A monthlong campaign by L.A. Council woman Ruth Galanter and a team of lobbyists failed to persuade state legislators to offer 70 acres of prime state land to Playa Vista.

To avoid paying $115 million, developers sought to trade less-desirable land for the state property, which fell to the state in 1984 as part of a settlement with the estate of Howard Hughes. In 1990, then–State Controller Gray Davis gave developers an option to buy the land for $115 million if the deal closed by February 1996. Before Davis left the Controller’s Office to become lieutenant governor, in 1991, he extended the option to December 31, 2000. The state land is east of Lincoln Boulevard, the main thoroughfare that cuts through the sprawling project near Playa del Rey.

Just how much any of the land might be worth is a matter of some guesswork. A Weekly investigation of the proposed land swap found that Playa Capital, the company building Playa Vista, got its holdings reappraised by the county this spring. The new value: $135 million, a 69 percent reduction over the previous value of $445 million. Annual taxes fell from nearly $5 million to $1.5 million.

The savings could bring a needed boost to Playa Capital‘s cash flow. Financial documents show the firm owes $93 million, and lost $11 million in 1999, a situation that would have been helped by the land swap. To help pull it off, Galanter, acting on Playa’s behalf, asked the staff of a senior Democratic state legislator to find a sponsor for a bill to swap the 336 acres west of Lincoln Boulevard. State Senator Debra Bowen, a Democrat whose district encompasses Playa Vista, agreed to do it.

Bowen then tried to weave wording for the swap into an unrelated bill that had been introduced by fellow Democratic Senator Byron Sher, who has a reputation as an environmentalist in the Bay Area. But Bowen said she later had reservations about the bill. ”I wanted to know if community and environmental groups had signed off on this bill,“ she said. ”As my staff got into this thing, a lot of questions emerged. It wasn‘t a good idea to rock and roll through the last three weeks of the session.“

As word of the proposed swap became known, long-standing Playa opponents such as the Sierra Club, the Wetlands Action Network and the Ballona Wetlands Land Trust cranked up their fax machines to register protests. The California Coastal Commission, State Controller’s Office and State Lands Commission all posted letters to Senate and Assembly members objecting to last-minute changes in a bill without public hearings.

Former state Assemblyman Richard Katz, a Democrat who represented the northern San Fernando Valley, said that Galanter and Playa lobbyists then upped the ante, offering to exchange all their land west of Lincoln, some 475 acres, in return for the prime land — plus a payment of $25 million from Proposition 12, the recently approved parks bond measure. That money had been designated to serve as a down payment for the state to buy all of Ballona. But even with the new sweetener, no legislator wanted to touch Galanter‘s proposal.

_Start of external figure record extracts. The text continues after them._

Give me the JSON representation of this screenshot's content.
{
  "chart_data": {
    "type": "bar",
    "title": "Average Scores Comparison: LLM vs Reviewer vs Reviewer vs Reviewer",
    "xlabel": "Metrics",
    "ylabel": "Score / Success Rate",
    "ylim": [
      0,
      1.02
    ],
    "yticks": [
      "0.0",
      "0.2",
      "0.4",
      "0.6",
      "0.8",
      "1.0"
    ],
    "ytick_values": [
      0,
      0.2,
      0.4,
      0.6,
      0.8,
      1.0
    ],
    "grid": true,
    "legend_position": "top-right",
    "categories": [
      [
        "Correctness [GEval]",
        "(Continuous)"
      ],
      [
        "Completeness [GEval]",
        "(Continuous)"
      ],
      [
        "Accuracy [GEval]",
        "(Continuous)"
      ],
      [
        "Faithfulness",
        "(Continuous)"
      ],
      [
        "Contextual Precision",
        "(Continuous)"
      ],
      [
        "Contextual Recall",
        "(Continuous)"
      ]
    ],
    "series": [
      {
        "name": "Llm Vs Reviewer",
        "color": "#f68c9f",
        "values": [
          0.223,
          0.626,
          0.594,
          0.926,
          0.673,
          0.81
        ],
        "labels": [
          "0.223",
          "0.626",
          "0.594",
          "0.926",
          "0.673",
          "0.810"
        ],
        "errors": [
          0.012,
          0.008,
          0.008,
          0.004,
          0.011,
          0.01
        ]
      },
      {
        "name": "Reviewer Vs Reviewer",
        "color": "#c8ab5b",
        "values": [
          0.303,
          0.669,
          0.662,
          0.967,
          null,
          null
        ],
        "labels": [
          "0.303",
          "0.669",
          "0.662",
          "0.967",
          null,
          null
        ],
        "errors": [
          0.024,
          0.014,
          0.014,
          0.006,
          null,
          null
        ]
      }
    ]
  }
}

”No one knew what the land was worth,“ Katz explained. He noted that the discovery of methane contamination at Playa Vista this past spring made legislators question the swap. Katz said people were thinking, ”Maybe the developer is trying to get a maximum price before more bad news about the methane is uncovered.“ (Additional studies are under way, with reports due this October.)

Playa Capital says it has not decided whether to try to engineer a land swap when the Legislature reconvenes in January. Galanter did not return phone calls from the Weekly.

In 1997, the Los Angeles County tax assessor sent out three teams to appraise various sections of Playa Vista. They came up with a total value of $445 million. Playa Capital called for a new assessment. Robert Quon of the Appraisal Department said that the original appraisers did not understand that Playa Vista was one single project. Nor did they appreciate the ”environmental and legal constraints on the land“ that the developer brought to the county’s attention. The new assessment reduced Playa Capital‘s annual property-tax bill from around $4.9 million to $1.5 million — and, since it’s retroactive, a savings of roughly $10 million over three years.

Playa Capital also has lobbied for massive public subsidies: $35 million in transportation projects from Caltrans; $35 million in reduced rates for water, power and sewers, and tax credits from Los Angeles; and $448 million in city-backed tax-exempt municipal bonds. Playa Vista would be the city‘s largest residential and commercial development, with 13,000 residences for 29,000 people and 5 million square feet of commercial space to employ 20,000.